Controlling for factors other than safety, economists measure how much more garbage collectors have to be paid than maintenance workers in order accept their job’s risks. The small differences in wages earned per garbage collector, adjusted by risk, add up to a big number that becomes the VSL. As you might imagine, then, the statistical value of an American life varies widely, depending on what examples you’re using to calculate it. A 2003 review of the literature found that VSLs can range from less than $1 million to more than $20 million.

The VSL can be a valuable tool with legitimate applications, but Krueger, Roney, and Trudy Ann Cameron, an economist at the University of Oregon, all doubt that it should be used to calculate compensation for victims of wrongful death and imprisonment. For one thing, they say, the VSL is an aggregate meant to help make cost-benefit analyses; it’s not the literal value of an individual life. For another, the circumstances we use to calculate VSL aren’t analogous to prison or certain death.
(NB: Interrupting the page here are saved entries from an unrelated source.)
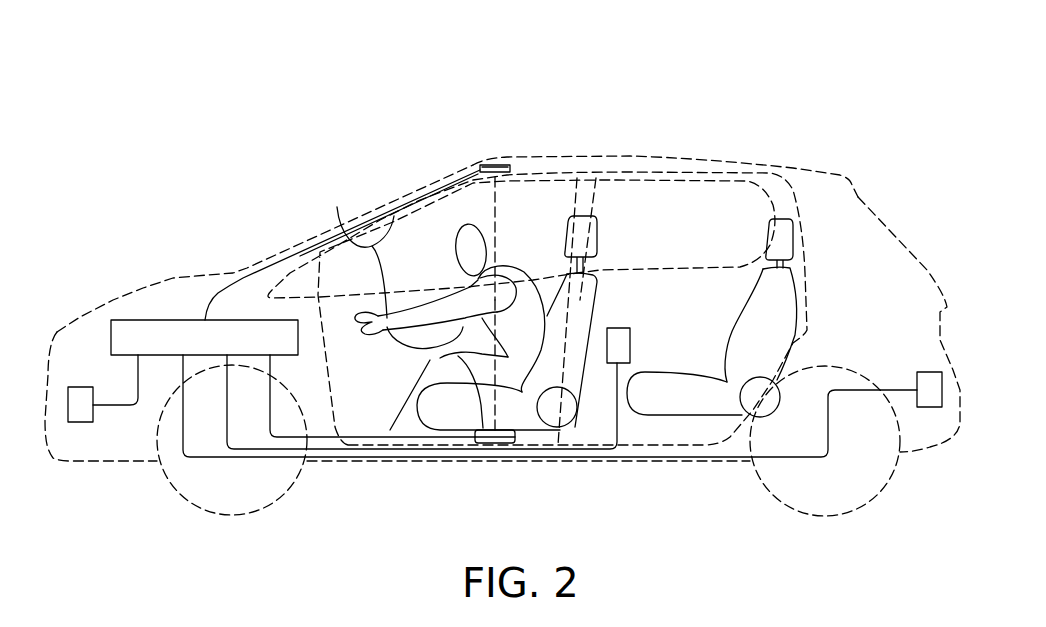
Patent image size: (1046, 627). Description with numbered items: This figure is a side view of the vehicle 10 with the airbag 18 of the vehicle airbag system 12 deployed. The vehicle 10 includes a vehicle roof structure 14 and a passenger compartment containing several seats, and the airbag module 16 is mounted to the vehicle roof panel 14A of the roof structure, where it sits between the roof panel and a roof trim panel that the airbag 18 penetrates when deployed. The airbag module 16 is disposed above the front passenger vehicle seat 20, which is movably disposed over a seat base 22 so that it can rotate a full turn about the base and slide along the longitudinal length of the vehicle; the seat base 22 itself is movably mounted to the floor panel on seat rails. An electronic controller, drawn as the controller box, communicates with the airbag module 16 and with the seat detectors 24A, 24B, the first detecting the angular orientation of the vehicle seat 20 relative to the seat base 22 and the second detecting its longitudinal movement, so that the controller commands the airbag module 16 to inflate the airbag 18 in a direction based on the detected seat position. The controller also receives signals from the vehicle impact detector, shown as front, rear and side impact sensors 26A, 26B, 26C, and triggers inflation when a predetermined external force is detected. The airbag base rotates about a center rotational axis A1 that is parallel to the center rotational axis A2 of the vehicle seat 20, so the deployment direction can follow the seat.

The vehicle 10 is at (806, 99).
The vehicle airbag system 12 is at (408, 166).
The vehicle roof structure 14 is at (799, 168).
The vehicle roof panel 14A is at (668, 157).
The airbag module 16 is at (507, 163).
The airbag 18 is at (358, 250).
The vehicle seat 20 is at (603, 229).
The seat base 22 is at (517, 436).
The seat detector 24A is at (440, 358).
The seat detector 24B is at (672, 347).
The front impact sensor 26A is at (80, 423).
The rear impact sensor 26B is at (928, 372).
The side impact sensor 26C is at (631, 342).
The center rotational axis A1 is at (481, 164).
The center rotational axis A2 is at (483, 444).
It’s not certain that you’ll crash your car and need an air bag to save your life. In fact, most people won’t. So the question “What would you pay for the added safety?” includes the understanding that you, personally, probably won’t need it.

“But you’re 20 years old. How much would you pay to not spend the next 20 years in prison for something you didn’t do?” Roney asked me. It doesn’t take much thought to see that the answer, in a pure dollar amount, would be very different.

So if VSL isn’t a good way to calculate damages for the wrongfully convicted, what is? In wrongful-injury and death cases, Roney told me, the law allows compensation based on lost earnings. But that too is a flawed measure. “He’s also lost his freedom, and that’s certainly worth an infinite amount to almost everyone,” Roney said. “How do you compensate for that? My view of that is, I don’t know.”

Cameron went a step further. In an email, she told me that statisticians can research past compensation awards, though this research would be limited by the relatively small number of such cases and might not be generalizable. But in any event, what the average compensation has been is not the same as what it should be. And, she wrote, “the ‘should’ question is something beyond what economists can address.”

The reality is that value lost to wrongful death and imprisonment is impossible to calculate scientifically. “It’s very difficult to measure an individual’s utility,” Roney said. “I don’t know how we can devise an experiment that would see how much he would be willing to pay to get out of prison.” There are things that science simply can’t measure. And most of them involve people. In fact, to Krueger, that’s the difference between a soft science, like economics, and a hard science, like chemistry.

“You can mix two beakers of one solution with a beaker of another solution and you always get the same result. But you can’t do that in economics,” he said. “We have good theories and good predictions about how people will behave, but in reality people behave all over the board.”

In a case just this week, a jury in Los Angeles awarded $2.2 million to the family of Christian Eaddy, a 26-year-old black man who was shot and killed by police in 2013. It’s not yet clear how that amount was calculated and, as with the ruling in Sherrod’s case, there’s no guarantee that it will stick. But one thing is clear — it could never be enough to replace him.